Sean & All: (01)
You may recall back in mid-July a few threads in which I proposed
discussion of an OWL ontology based on "A New List Of Categories." (02)
http://ontolog.cim3.net/forum/ontolog-forum/2007-07/msg00030.html (03)
This work-in-progress specifies some of the topics below such as
mediate and immediate conceptions, being and substance as well as the
manifold, sensuous impressions and universal conceptions. (04)
You're free to use the work I've done and I'd appreciate your
comments. You can find the ontology here: (05)
http://www.rickmurphy.org/categories.owl (06)
and the manuscript is available here: (07)
http://www.peirce.org/writings/p32.html (08)
so you can validate the OWL representation agains the original. (09)
Rick (010)
Quoting "Barker, Sean (UK)" <Sean.Barker@xxxxxxxxxxxxxx>: (011)
>
> Apologies, reading up over the weekend, I find I do mean semantics more
> than pragmatics when I say the meaning of a term (the concept that the
> term presents) is founded on behaviour. If one says,
>
> X is a conceptualisation of Y
>
> I think I should be able to ask, "what is Y". It cannot be another
> conceptualisation (unless I am building hierarchies of concepts). It
> must be based on something that is not a conceptualization. I cannot
> believe it is purely sense-experience, which I merely need to attach the
> right conceptual labels to (as per St Augustine), because the things we
> talk about are not the raw phenomena of sense experience, but the things
> which are important to us as humans though our systems of behaviour.
>
> In this context
> X is a conceptualization of (behavioural system) Y
> is equivalent to
> Y is the behavioural system conceptualised by X.
>
> The reason for talking about "the meaning of a term is founded on
> behaviour" is because behaviour is observable and objectively
> verifiable, whereas I cannot look inside your head to check on what your
> concepts look like.
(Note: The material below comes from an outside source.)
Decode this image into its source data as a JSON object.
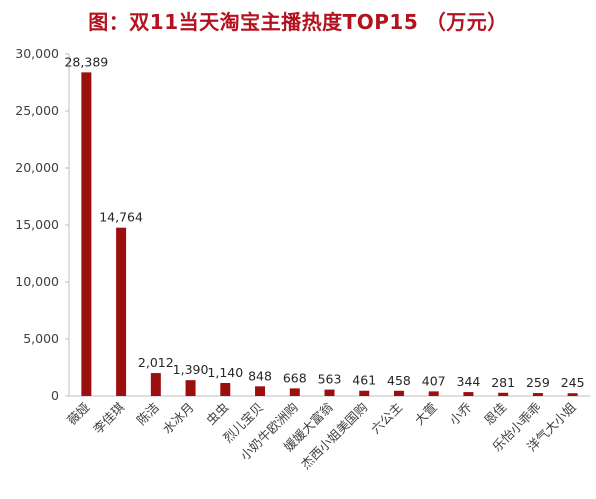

This is the point I am making with the "three green
> apples" example - with or without robots.
>
> The consequences of this are that I can objectively determine the truth
> of the claim "Dinner is on the table" without claiming that the terms
> "dinner" and "table" are other than concepts which used within a
> particular linguistic community.
>
> For example, we could objectively agree the truth of each of "dinner is
> on the table", "dinner is on the bench" and "dinner is on the bus
> shelter", however, the difference between a bench, a table and a bus
> shelter is not one of form (four legs and a flat top) but one of human
> anatomy and its consequent behaviour - I sit on a bench, eat from a
> table and stand under a bus shelter.
>
> If I was discussing this with a talking lion, the first problem I would
> expect is that lions do not have terms for "table" or "dinner", although
> I might get as far as agreeing that "the food is on the platform" (as
> long as its not nut roast).
>
> In engineering terms, this is equivalent to saying that if we are to
> build a common enterprise, we must do due diligence to ensure what we
> are talking about the same thing. This is not simply a matter of
> checking we have the same labels for the same concepts, but actually
> check that we have the same systematisation of the conceptual landscape.
>
> The reasons for insisting on this are various, and I will just note two.
> Firstly, I have come across projects that have run through a year of
> argument before the partners discovered that they were using the same
> terms to mean quite different things. Secondly, I have read at least one
> academic paper which has proposed automatic ontology matching on the
> basis of matching terms and attributes - that is it assumes that match
> the presentation of concepts is equivalent to matching concepts
> (heuristic yes, mechanical procedure no).
>
> I suspect part of this discussion arises from the way that humans
> naturally talk in terms of concepts, but are unaware of the process by
> which we recognise that something is an instance of a concept. I was
> taught Wittgenstein's "Philosophical Investigations" as a set of
> therapies against the notion that the concepts we use are "natural" (in
> the sense of being unmediated by culture), although I took me another
> three years to reach the duck-rabbit moment when this approach made
> sense.
>
> Do androids dream of electric sheep? I think this is a problem for
> another forum.
>
> Sean Barker
> Bristol, UK
>
> This mail is publicly posted to a distribution list as part of a process
> of public discussion, any automatically generated statements to the
> contrary non-withstanding. It is the opinion of the author, and does not
> represent an official company view.